そして、開幕から1勝1引き分けとして、4月10日巨人戦で本拠地開幕戦を迎えることになる。少年は初めての川崎球場での公式戦とあって並々ならぬ緊張が身体を巡っていた。
その時である。グラウンドで選手たちの試合前の練習を見守る少年に後ろから声をかける者がいた。
「あ、もしもし。ちょっといいですか?」
少年は突如、自分を呼ぶ声にびっくりしたのか、余裕のない表情で背後を振り返る。
「は、はい!」
「あ〜、驚かせてしまってすまなかった。僕はジャビット!この読売巨人軍のマスコットをさせてもらっている者だ!」
巨人軍のマスコットでジャビットと名乗る男は少年に向けて、敵意ではなく行為を秘めた笑顔で向かっていく。
「やぁ〜、球団マスコットも最近認知されるようにはなったが、まさか大洋ホエールズがそれを採用するなんて僕は思わなかったものでね。本当に君がきてくれると知った時は嬉しかったよ!!
「あ、ありがとうございます!え〜っと、ジャビットさんはずっと昔からジャイアンツで球団マスコットをされているんですか?」
「そうだね・・僕が巨人軍のマスコットになったのは長嶋くんが巨人軍入団が決まった昭和32年の秋頃だった。それからだからもう結構長いこと球団マスコットをさせてもらってるよ。」
「すごいですね〜!じゃあ長いジャイアンツの歴史をたくさん知っているってことですよね〜!僕は今年からだからジャビットさんにはプロ野球のことをたくさん教えてほしいなぁ〜とおもいます!」
少年はジャビットへ羨望と尊敬の念を込めた眼差しをぶつける。
1934年に創設されてから約40年間、プロ野球界の常に先頭に立って君臨してきた読売巨人軍の球団マスコットは新米マスコットにとっては雲の上のような存在だ。

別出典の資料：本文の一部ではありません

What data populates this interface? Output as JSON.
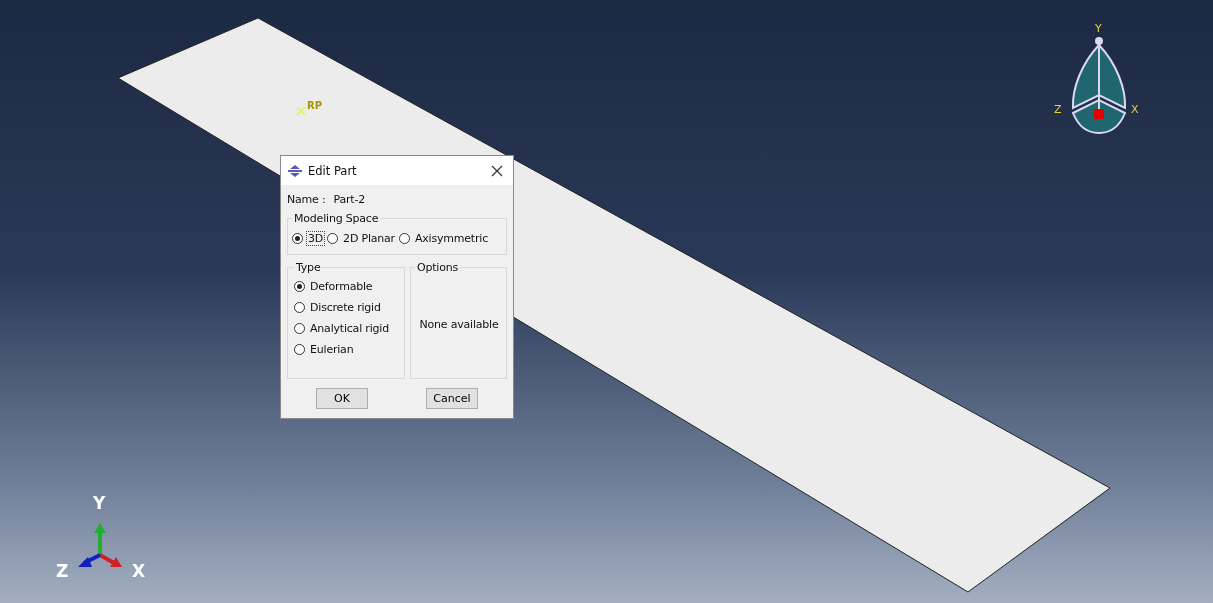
{
  "viewport": {
    "reference_point": {
      "label": "RP"
    },
    "view_triad": {
      "y": "Y",
      "z": "Z",
      "x": "X"
    },
    "axis_triad": {
      "y": "Y",
      "z": "Z",
      "x": "X"
    }
  },
  "dialog": {
    "title": "Edit Part",
    "name_label": "Name :",
    "name_value": "Part-2",
    "modeling_space": {
      "title": "Modeling Space",
      "options": [
        {
          "label": "3D",
          "selected": true,
          "focused": true
        },
        {
          "label": "2D Planar",
          "selected": false,
          "focused": false
        },
        {
          "label": "Axisymmetric",
          "selected": false,
          "focused": false
        }
      ]
    },
    "type": {
      "title": "Type",
      "options": [
        {
          "label": "Deformable",
          "selected": true
        },
        {
          "label": "Discrete rigid",
          "selected": false
        },
        {
          "label": "Analytical rigid",
          "selected": false
        },
        {
          "label": "Eulerian",
          "selected": false
        }
      ]
    },
    "options": {
      "title": "Options",
      "message": "None available"
    },
    "buttons": [
      "OK",
      "Cancel"
    ]
  }
}
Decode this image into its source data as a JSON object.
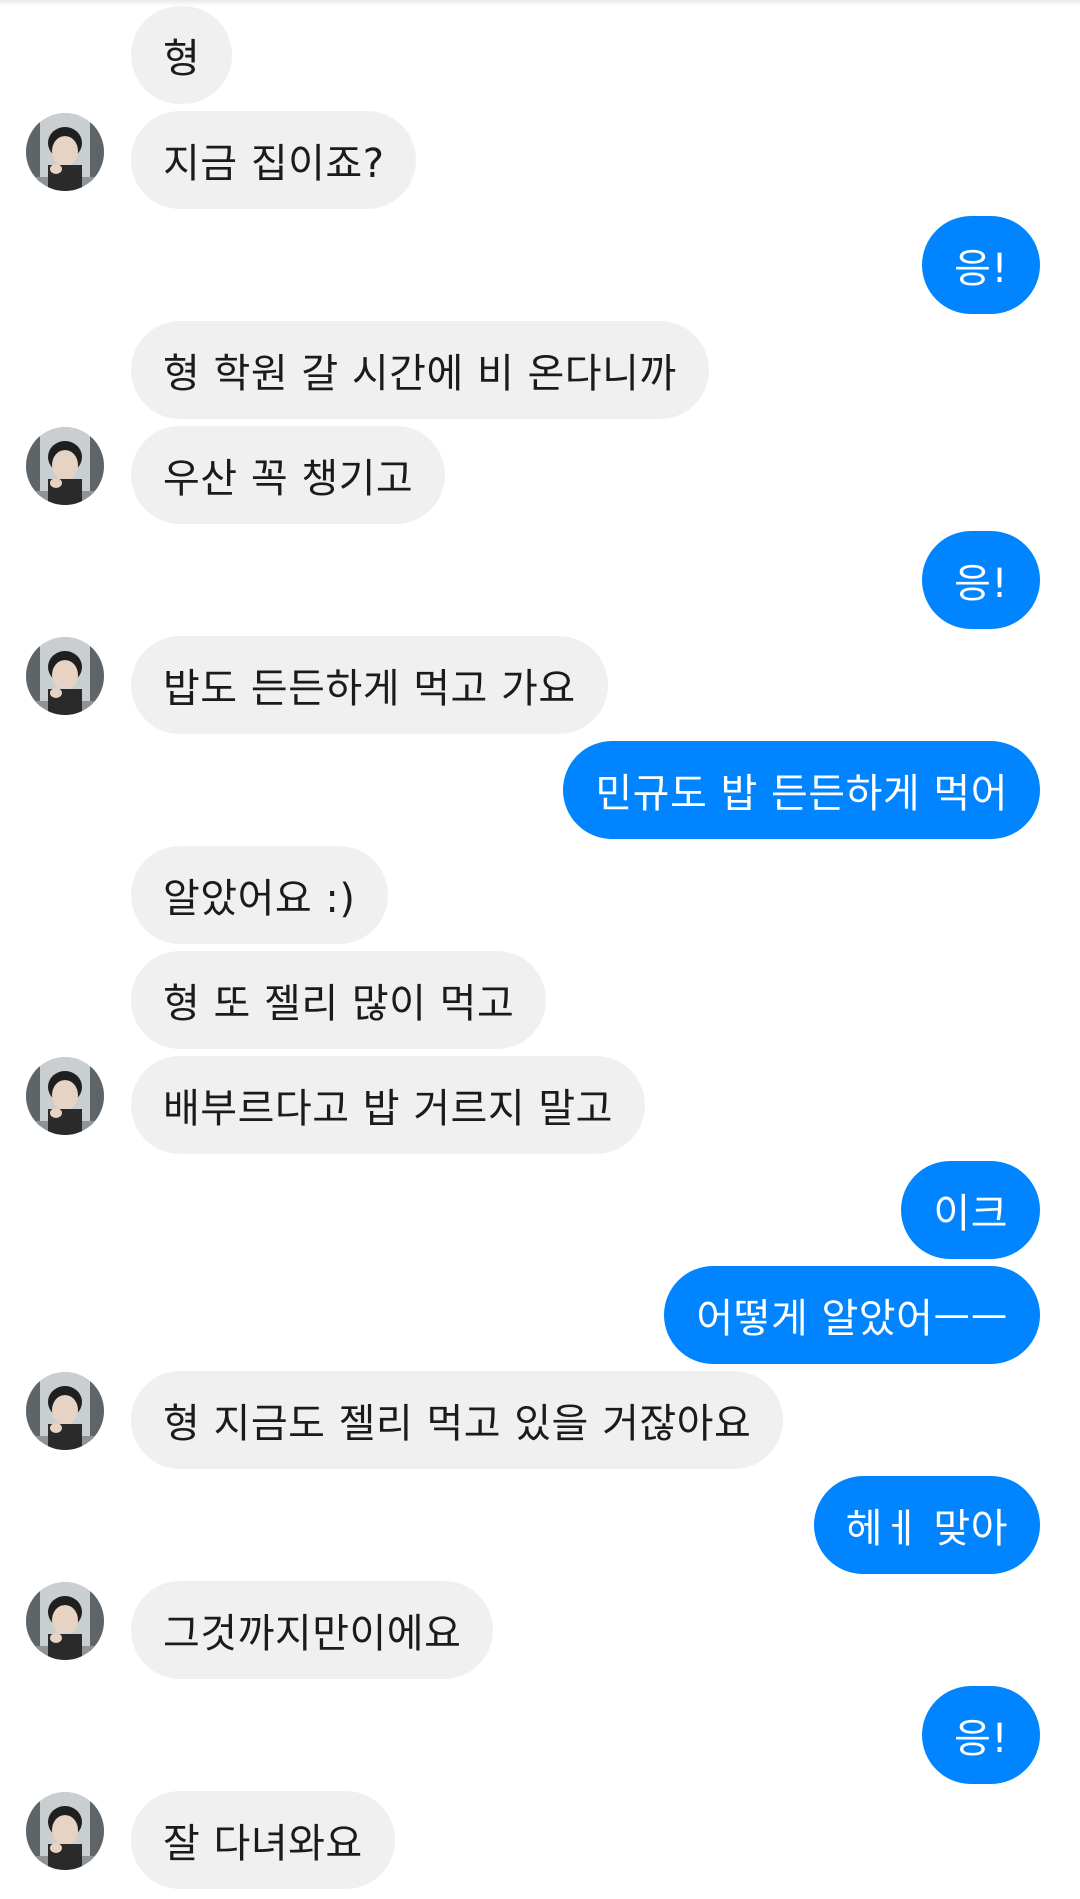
{
  "conversation": {
    "messages": [
      {
        "from": "them",
        "text": "형"
      },
      {
        "from": "them",
        "text": "지금 집이죠?"
      },
      {
        "from": "me",
        "text": "응!"
      },
      {
        "from": "them",
        "text": "형 학원 갈 시간에 비 온다니까"
      },
      {
        "from": "them",
        "text": "우산 꼭 챙기고"
      },
      {
        "from": "me",
        "text": "응!"
      },
      {
        "from": "them",
        "text": "밥도 든든하게 먹고 가요"
      },
      {
        "from": "me",
        "text": "민규도 밥 든든하게 먹어"
      },
      {
        "from": "them",
        "text": "알았어요 :)"
      },
      {
        "from": "them",
        "text": "형 또 젤리 많이 먹고"
      },
      {
        "from": "them",
        "text": "배부르다고 밥 거르지 말고"
      },
      {
        "from": "me",
        "text": "이크"
      },
      {
        "from": "me",
        "text": "어떻게 알았어ㅡㅡ"
      },
      {
        "from": "them",
        "text": "형 지금도 젤리 먹고 있을 거잖아요"
      },
      {
        "from": "me",
        "text": "헤ㅔ 맞아"
      },
      {
        "from": "them",
        "text": "그것까지만이에요"
      },
      {
        "from": "me",
        "text": "응!"
      },
      {
        "from": "them",
        "text": "잘 다녀와요"
      }
    ]
  },
  "colors": {
    "outgoing_bubble": "#0084ff",
    "incoming_bubble": "#f0f0f0",
    "background": "#ffffff"
  },
  "icons": {
    "avatar": "contact-avatar-photo"
  }
}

「ハッハッハッ!よしてくれ!僕だって毎日が勉強さ。それに今年は我が巨人軍は例年よりもさらに厳しい戦いが予測されるだろうしね・・」
「え・・!?だって去年まで9連覇の凄い記録を作ったじゃないですか。それでも厳しいんですか?」
「それがプロ野球なんだ。去年いくら優勝しようが、少しでも気を緩めれば最下位に転落する。そういう厳しい環境の中で我々は闘っているんだよ。」
1973年、読売巨人軍は前人未到の9年連続日本一を達成した。しかし、それはクリーンアップを打っていた王貞治、長嶋茂雄だけの活躍ではない。柴田勲、土井正三、末次民夫、黒江透修、高田繁、森昌彦をはじめとする野手陣。そして、堀内恒夫、高橋一三、城之内邦雄らの投手陣。
その全ての選手たちが「勝つためにどうしたら良いのか」ということを粉骨砕身で考えてきた結果である。そして、それらのその選手たちを上手く起用し、栄光の巨人黄金時代を築き上げた川上哲治監督は「哲のカーテン」と呼ばれるほど徹底した情報管理と厳しい練習を課した賜物である。
「そんなに・・・厳しい世界なんですか・・!
「あぁ、そういう世界なんだ。だから君も常に挑戦するという気持ちを捨てちゃいけないぞ!」
「はい!今シーズンからどうかよろしくお願いします!」
2人はお互いの健闘を祈りながら固い握手を交わす。この1974年はプロ野球の歴史を見る中でも、まさに転換地点であったと言っても過言ではない。
当時のことを、ジャビットだったおじいちゃんジャビットは後にこう語る。
「あの子が大洋ホエールズにマスコットとして入団した時、今年はなにかあるなとうすうす感じてはいましたなぁー・・。だが、本当にあんなにいっぺんに物事が急速に動いたシーズンは無かったかもしれない。」
そして、激動の1974年のシーズンが幕を開けた。